1.   woelen ww. 'zich onrustig bewegen; wroeten'
categorie:
etymologie onduidelijk
Mnl. woelen 'wroeten, de handen of een voorwerp door iets heen werken' in Een crone brochten si ... Van scaerpen doornen, die zy zwonghen Op hu hovet ... Ende woelden u ter selver tijt Die tacken in u heersene diep 'een kroon van scherpe dorens brachten zij, die zij met een ruk op uw hoofd zetten en zij drukten u tegelijk de doorntakken diep in uw schedel' [1350-1400; MNW-R], ende legghen liever inder messen ende woelen 'en liggen liever in de mest te wroeten' [1437; MNW-R]; vnnl. woelen 'drukte maken, zich onrustig bewegen' in die woelende scaren 'de rumoerige menigte' [1531; iWNT], het woelen van den patient [1624; iWNT].
Mnd. wolen 'wroeten, omwoelen'; ohd. wuolen 'id.' (nhd. wühlen); nfri. woel(j)e 'id.'; < pgm. *wōlijan-.
Herkomst onduidelijk.
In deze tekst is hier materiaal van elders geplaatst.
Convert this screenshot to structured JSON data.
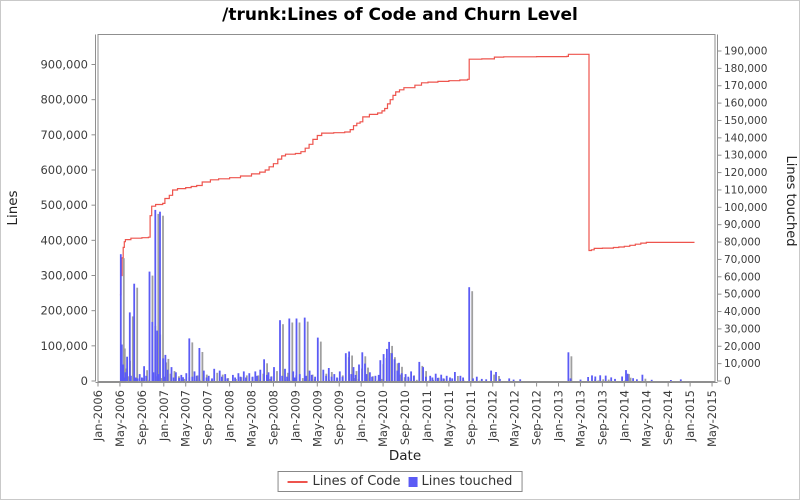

Misschien ablautend verwant met de wortel pgm. *wall-, *well- 'draaien, wentelen' zoals besproken onder wellen 1. Een andere mogelijkheid (Kluge21) is verwantschap met pgm. *wōla- (ohd. wuol 'nederlaag', oe. wōl 'pest') en ablautend pgm. *wala- 'dood' (nhd. Walstatt 'slagveld'). Bij de wortel pie. *uelh3- 'slaan' (LIV 679) van onder andere Latijn volnus 'wond' en vellere 'plukken, losrukken' (zie behalve wühlen ook Walstatt), Tochaars walu 'dood'.